Deux artistes Allemands au camp des Milles : Max Ernst et Hans Bellmer

Au début de la seconde Guerre Mondiale en septembre 1939, le camp des Milles, qui était à l’origine une usine, une tuilerie, devient un camp pour les Allemands qui vivaient en France et qui désormais étaient considérés comme "sujets ennemis" même s’ils avaient fui l’Allemagne nazie. Parmi eux, beaucoup d’intellectuels et d’artistes étaient dans ce "camp de rassemblement " comme Max Ernst et Hans Bellmer.

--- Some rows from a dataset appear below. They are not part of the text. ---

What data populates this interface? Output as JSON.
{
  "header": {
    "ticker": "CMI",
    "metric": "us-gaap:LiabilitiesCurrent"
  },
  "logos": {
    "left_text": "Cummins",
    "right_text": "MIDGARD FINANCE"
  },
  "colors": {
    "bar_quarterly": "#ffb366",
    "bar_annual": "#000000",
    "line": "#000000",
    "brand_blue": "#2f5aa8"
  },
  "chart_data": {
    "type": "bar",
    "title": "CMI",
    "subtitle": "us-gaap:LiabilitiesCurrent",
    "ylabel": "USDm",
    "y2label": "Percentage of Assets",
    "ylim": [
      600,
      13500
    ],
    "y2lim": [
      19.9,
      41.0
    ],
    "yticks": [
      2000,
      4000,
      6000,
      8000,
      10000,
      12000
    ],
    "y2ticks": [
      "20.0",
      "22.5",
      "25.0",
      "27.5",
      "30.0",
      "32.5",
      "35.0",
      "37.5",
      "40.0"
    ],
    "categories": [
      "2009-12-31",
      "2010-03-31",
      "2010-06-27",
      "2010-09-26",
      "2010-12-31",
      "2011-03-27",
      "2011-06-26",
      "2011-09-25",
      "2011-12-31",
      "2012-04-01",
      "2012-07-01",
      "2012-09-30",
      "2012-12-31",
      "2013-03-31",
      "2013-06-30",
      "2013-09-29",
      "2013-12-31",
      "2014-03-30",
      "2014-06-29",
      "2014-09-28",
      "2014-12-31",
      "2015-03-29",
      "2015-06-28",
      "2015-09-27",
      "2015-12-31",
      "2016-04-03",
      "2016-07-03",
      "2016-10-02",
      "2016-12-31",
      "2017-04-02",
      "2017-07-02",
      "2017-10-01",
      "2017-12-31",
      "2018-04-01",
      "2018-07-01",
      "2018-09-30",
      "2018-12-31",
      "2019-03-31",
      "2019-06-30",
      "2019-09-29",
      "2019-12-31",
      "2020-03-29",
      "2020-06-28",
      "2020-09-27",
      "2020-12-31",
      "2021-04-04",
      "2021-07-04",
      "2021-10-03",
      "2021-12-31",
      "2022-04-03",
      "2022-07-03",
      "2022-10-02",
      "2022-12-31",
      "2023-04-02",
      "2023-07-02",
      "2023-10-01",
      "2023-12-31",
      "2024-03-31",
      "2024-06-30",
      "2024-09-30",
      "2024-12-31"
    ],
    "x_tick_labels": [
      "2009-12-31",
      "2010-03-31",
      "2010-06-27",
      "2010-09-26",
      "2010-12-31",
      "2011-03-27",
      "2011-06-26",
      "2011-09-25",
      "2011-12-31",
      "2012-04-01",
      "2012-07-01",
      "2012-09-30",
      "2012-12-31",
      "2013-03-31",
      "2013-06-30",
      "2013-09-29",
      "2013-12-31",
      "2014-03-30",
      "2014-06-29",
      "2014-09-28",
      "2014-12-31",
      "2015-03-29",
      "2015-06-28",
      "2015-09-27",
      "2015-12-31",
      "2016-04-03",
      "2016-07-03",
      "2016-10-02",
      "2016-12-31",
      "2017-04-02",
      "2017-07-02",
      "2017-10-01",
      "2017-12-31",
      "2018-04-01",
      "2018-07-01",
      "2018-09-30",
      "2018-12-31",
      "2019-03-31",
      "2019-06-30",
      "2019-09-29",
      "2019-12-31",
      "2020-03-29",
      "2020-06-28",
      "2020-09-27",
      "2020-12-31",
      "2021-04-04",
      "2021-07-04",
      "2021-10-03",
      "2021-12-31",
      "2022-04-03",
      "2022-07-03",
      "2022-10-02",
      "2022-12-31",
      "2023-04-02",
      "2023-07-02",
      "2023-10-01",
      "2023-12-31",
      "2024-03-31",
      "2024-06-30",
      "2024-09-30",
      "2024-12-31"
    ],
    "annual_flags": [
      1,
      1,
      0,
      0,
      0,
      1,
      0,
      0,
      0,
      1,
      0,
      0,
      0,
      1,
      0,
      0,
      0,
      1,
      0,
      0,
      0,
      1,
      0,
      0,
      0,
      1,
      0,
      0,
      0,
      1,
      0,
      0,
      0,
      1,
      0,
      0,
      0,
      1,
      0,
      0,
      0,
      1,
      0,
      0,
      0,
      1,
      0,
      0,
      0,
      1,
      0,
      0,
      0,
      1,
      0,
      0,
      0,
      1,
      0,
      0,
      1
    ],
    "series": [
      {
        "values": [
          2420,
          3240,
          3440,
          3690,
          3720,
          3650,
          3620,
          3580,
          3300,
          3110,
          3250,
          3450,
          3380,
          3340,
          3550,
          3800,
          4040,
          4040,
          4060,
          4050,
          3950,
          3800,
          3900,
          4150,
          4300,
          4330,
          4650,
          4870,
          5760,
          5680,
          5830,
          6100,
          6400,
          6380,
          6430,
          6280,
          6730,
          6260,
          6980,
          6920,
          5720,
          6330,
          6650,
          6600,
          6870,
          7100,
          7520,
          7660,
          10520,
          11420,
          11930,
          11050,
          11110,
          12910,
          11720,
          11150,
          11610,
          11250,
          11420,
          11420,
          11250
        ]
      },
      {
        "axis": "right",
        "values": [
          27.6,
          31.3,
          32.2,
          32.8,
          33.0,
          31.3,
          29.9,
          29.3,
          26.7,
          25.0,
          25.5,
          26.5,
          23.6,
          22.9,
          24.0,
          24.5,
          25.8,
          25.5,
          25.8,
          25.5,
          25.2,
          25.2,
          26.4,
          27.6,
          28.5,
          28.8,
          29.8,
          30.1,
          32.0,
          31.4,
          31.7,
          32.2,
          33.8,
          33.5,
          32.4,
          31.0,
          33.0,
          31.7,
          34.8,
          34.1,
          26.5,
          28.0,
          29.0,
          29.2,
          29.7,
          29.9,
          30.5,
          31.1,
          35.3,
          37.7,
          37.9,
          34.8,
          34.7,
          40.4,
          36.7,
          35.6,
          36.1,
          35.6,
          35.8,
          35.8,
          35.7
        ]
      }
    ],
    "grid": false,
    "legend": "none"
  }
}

Max Ernst est un artiste allemand dont l’art a été qualifié par les nazis de "dégénéré". Il arrive à Paris en 1922 et se fait connaitre en tant qu’un des fondateurs de Dada. Il collabore par la suite avec Paul Eluard, leur travail en commun aboutit à la publication de deux livres : Répétitions et Les Malheurs des immortels, alliant des poèmes de Eluard et des collages de Ernst. En 1933, l’artiste est déclaré ennemi du Reich par les nazis, il est alors destitué de sa nationalité et devient alors apatride. En Septembre 1939, il est interné au camp des Milles, où il partage un dortoir (ancien four à briques) avec Hans Bellmer. Au camp, le registre d’expression de l’artiste reste mineur : pas d’huile sur toile et ses formats sont réduits. Le moral de Ernst dans le camp empiète sur les peintures et les sculptures qui sont faites avec moins d’ampleur et de hardiesse. Il est libéré en Novembre et retourne dans sa maison en Ardèche. Fin Avril 1940, il est de nouveau interné au camps mais grâce à l’intervention du journaliste américain Varian Fry, il sort fin Juin et émigre aux Etats Unis en 1941.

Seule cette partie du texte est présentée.